L’Association Stéphane LAMART « Pour la défense des droits des animaux », reconnue d’Utilité Publique, sera présente lundi 6 mai 2019 à 8 heures 30, devant le Tribunal Correctionnel de Béziers (34), dans une affaire d’acte de cruauté infligé sur une chienne au niveau du Canal du Midi, dans laquelle elle avait porté plainte et s’était constituée partie civile.

MÀJ : Il a été proposé une peine de 70 heures de travaux d’intérêts généraux à accomplir dans un délai de 18 mois sous peine d’un mois de prison et une interdiction définitive de détenir un animal. Notre avocat, Maître Patrice Grillon a insisté sur la légèreté de la peine, le prévenu sera donc convoqué dans quelques mois devant le tribunal dans une audience classique avec débat contradictoire pour répondre de ses actes.

Le 29 juin 2018, des promeneurs avaient découvert un homme se faisant passer pour un badaud, sur l’une des berges du Canal du Midi à Agde, en train de repêcher une chienne ligotée à proximité de la déchetterie. Il les avait rassurés en leur disant qu’il allait directement emmener l’animal souffrant chez un vétérinaire.

Canal du Midi
Crédits : Hérault Tribune

Or, il n’y avait depuis ce jour plus de traces de l’animal, ni de son propriétaire.
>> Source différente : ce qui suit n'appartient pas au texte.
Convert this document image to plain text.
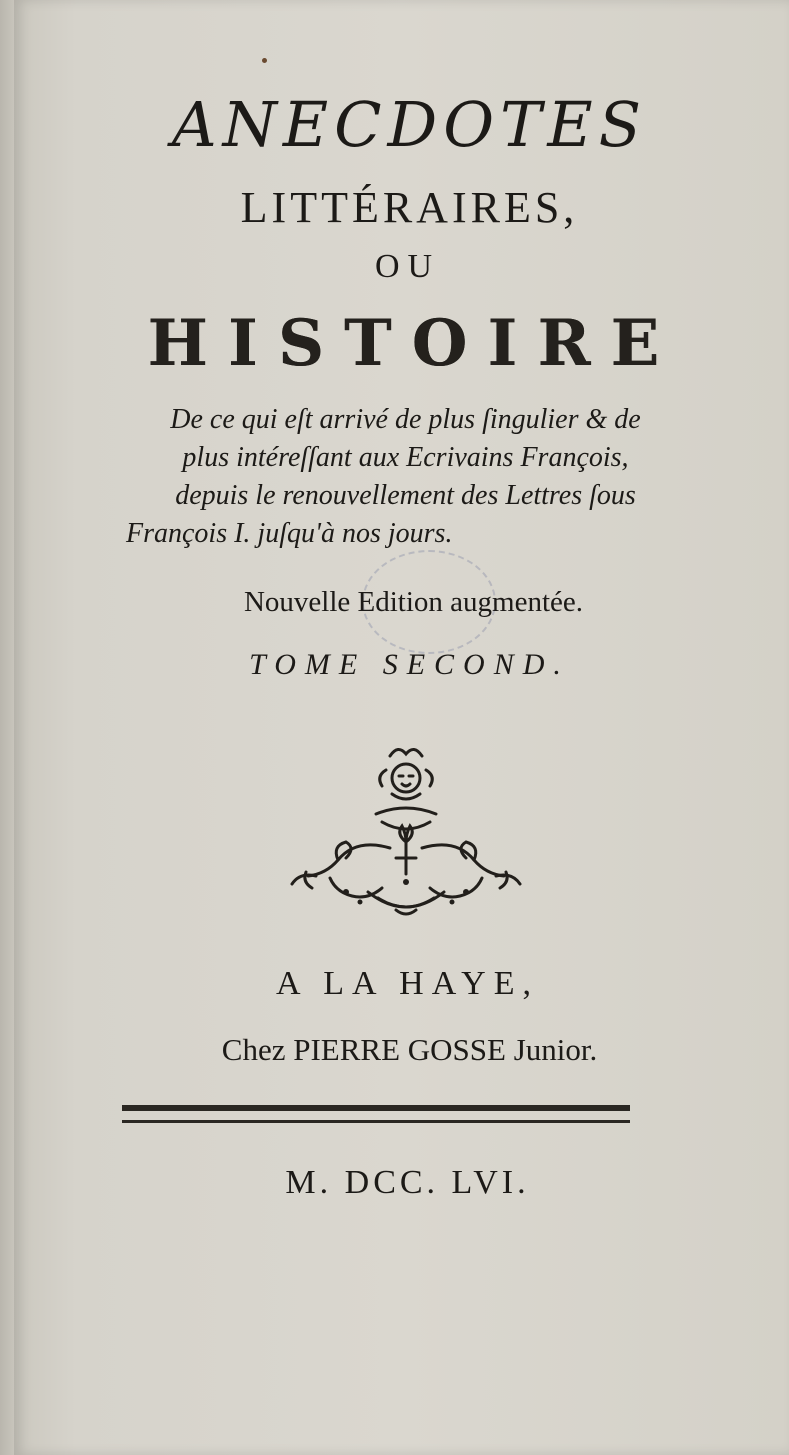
ANECDOTES
LITTÉRAIRES,
OU
HISTOIRE
De ce qui eſt arrivé de plus ſingulier & de
plus intéreſſant aux Ecrivains François,
depuis le renouvellement des Lettres ſous
François I. juſqu'à nos jours.
Nouvelle Edition augmentée.
TOME SECOND.
A LA HAYE,
Chez PIERRE GOSSE Junior.
M. DCC. LVI.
La mairie d’Agde avait donc lancé un appel à témoin, et le commissariat avait ouvert une enquête pour retrouver le mis en cause. Après avoir contacté les vétérinaires du secteur, l’un d’eux avait confirmé avoir soigné seulement le 5 juillet, la chienne nommée Daisy, qui était « en mauvais état de santé ». De plus, le propriétaire lui aurait demandé de l’euthanasier.

Grâce à la puce de Daisy enregistrée chez ce vétérinaire, la police a pu interpeller son propriétaire, agathois de 46 ans, à son domicile. Il a directement été placé en garde a vue et a reconnu les faits. Il avait tenté de se débarrasser de sa chienne à plusieurs reprises, causant du tort à son ex-femme qui « ne voudrait plus lui confier les enfants, car ils reviennent couverts de poils ». Il avait donc fait appel à la Société Protectrice des Animaux (SPA) et à la fourrière, qui auraient refusé de recueillir l’animal par manque de place. Il a donc pris la décision de lui administrer des somnifères « pour adoucir son agonie et ses souffrances » et de la tuer en la noyant, les membres ligotés. Heureusement, l’eau a ranimé Daisy, et elle a pu se débattre et nager jusqu’à l’autre berge.

Canal du Midi
Crédits : Hérault Tribune

De ce fait, l’Association Stéphane LAMART « Pour la défense des droits des animaux » avait déposé plainte en juillet dernier pour acte de cruauté dans cette affaire, et s’était constituée partie civile.

Sur les fondements des dispositifs légaux relatifs aux actes de cruauté, notre avocat au barreau de Paris, Maître Patrice GRILLON sollicitera lors de l’audience de lundi, à 8 heures 30, devant le Tribunal Correctionnel de Béziers, 2 000 euros de dommages et intérêts ainsi que 1 200 euros au titre de frais judiciaires, en rappelant qu’en terme de condamnation pénale, le prévenu est susceptible d’encourir 2 ans de prison et 30 000 euros d’amende.